Global food corporations have used the cover of geopolitical disruption to squeeze higher profits from consumers by raising prices, consolidate market power, and push smaller competitors to the wall, according to a new report by the International Panel of Experts on Sustainable Food Systems (IPES-Food).

The report, The New Geopolitics of Food, documents how trade wars, military conflicts, and the breakdown of international institutions have not simply raised costs, they have created opportunities for dominant firms to widen their margins at the expense of the public.

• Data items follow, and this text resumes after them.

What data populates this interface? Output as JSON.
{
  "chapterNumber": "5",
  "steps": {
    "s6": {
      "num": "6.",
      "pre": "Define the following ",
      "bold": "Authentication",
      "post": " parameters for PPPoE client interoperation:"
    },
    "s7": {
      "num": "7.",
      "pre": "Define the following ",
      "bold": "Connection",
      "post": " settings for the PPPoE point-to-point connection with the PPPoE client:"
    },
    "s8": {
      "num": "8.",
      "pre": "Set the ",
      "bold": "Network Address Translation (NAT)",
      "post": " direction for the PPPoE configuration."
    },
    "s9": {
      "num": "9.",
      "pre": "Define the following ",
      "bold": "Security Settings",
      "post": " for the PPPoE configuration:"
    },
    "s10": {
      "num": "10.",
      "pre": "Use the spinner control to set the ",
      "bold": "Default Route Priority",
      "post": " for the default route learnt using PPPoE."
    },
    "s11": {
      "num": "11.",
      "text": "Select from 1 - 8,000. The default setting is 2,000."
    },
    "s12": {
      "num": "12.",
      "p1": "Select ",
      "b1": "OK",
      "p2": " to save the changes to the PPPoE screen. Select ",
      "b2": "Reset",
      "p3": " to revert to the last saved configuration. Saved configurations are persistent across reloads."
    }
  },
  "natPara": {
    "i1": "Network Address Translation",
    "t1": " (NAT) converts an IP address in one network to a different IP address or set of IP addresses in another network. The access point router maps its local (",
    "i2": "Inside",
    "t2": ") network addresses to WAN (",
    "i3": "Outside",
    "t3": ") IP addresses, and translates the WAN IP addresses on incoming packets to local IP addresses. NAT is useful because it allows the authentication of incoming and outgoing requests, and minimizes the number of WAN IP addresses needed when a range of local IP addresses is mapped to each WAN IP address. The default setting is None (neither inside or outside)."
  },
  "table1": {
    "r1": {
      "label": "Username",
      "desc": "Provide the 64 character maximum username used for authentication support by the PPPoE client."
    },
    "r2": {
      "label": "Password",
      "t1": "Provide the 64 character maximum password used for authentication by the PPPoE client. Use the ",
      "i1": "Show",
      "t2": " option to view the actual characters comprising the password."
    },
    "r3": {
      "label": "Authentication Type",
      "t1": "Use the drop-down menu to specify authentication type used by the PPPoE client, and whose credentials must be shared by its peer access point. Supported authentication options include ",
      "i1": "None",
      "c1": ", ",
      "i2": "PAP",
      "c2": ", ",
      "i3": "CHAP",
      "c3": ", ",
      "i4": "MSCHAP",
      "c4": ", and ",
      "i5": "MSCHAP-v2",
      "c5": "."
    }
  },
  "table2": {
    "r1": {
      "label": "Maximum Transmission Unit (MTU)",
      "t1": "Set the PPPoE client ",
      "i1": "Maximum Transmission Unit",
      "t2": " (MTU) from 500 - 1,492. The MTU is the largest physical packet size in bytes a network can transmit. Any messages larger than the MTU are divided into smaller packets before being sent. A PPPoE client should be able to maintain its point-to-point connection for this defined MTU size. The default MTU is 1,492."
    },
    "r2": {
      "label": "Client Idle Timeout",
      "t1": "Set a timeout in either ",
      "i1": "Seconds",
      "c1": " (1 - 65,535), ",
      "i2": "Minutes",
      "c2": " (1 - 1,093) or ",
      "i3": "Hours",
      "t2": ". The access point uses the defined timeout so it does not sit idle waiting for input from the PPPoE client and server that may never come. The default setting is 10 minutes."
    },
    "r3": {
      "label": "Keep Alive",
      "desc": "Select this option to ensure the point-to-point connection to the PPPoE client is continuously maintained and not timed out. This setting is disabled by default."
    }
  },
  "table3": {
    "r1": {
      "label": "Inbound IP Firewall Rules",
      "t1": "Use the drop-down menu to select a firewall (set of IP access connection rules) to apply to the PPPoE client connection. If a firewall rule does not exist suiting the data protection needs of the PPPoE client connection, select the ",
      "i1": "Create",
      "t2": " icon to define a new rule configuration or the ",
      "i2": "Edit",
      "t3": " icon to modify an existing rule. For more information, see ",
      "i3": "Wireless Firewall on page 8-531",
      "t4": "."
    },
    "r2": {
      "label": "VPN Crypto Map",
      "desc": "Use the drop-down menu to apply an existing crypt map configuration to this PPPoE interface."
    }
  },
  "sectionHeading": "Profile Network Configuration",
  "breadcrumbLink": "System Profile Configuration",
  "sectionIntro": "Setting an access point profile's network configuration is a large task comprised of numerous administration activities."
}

Since 2008, a wave of mega-mergers has shrunk the number of leading seed and agrochemical companies from six to four, while concentration has risen across virtually every other segment of the food supply chain. As food price inflation surged after 2020, some of those dominant firms appear to have raised consumer prices beyond what their own cost increases warranted, due to thin competition in those markets.

The evidence was striking in part because some companies have effectively admitted it. The report gives the example of US grocery giant Kroger attempting, unsuccessfully, to acquire rival Albertsons, and acknowledging in proceedings that it had inflated the consumer price of milk and eggs beyond the level of its own cost increases.

Grocery retailers in the US, Canada, and Japan all recorded profit increases between 2020 and 2022, suggesting widespread use of market instability to pad margins.

The disruptions are rooted in a cascade of geopolitical shocks: Russia’s invasion of Ukraine in 2022 destabilised global grain supplies, US trade wars have upended agricultural export markets across the Global South, and recent military strikes on Iran and Iran’s retaliation across the region have threatened shipping through the Strait of Hormuz, through which over a third of the world’s fertiliser exports pass.

The ripple effects

The pattern repeated itself in fertilisers: the spike in prices during 2021 and 2022 coincided with rising profits for leading firms in the sector, and fertiliser giant Nutrien explicitly stated in its 2021 annual report that it had raised prices beyond the increase in its own production costs.

The consequences ripple far beyond supermarket shelves. Trade disputes between the United States and China have pushed Beijing to seek alternative soybean suppliers in South America, spurring Brazil to expand production into the Cerrado — one of the world’s most biodiverse savannas. The report links that expansion directly to deforestation, increased agricultural chemical use, human rights violations, and rising local food prices that squeeze the very smallholder farmers the expansion nominally benefits.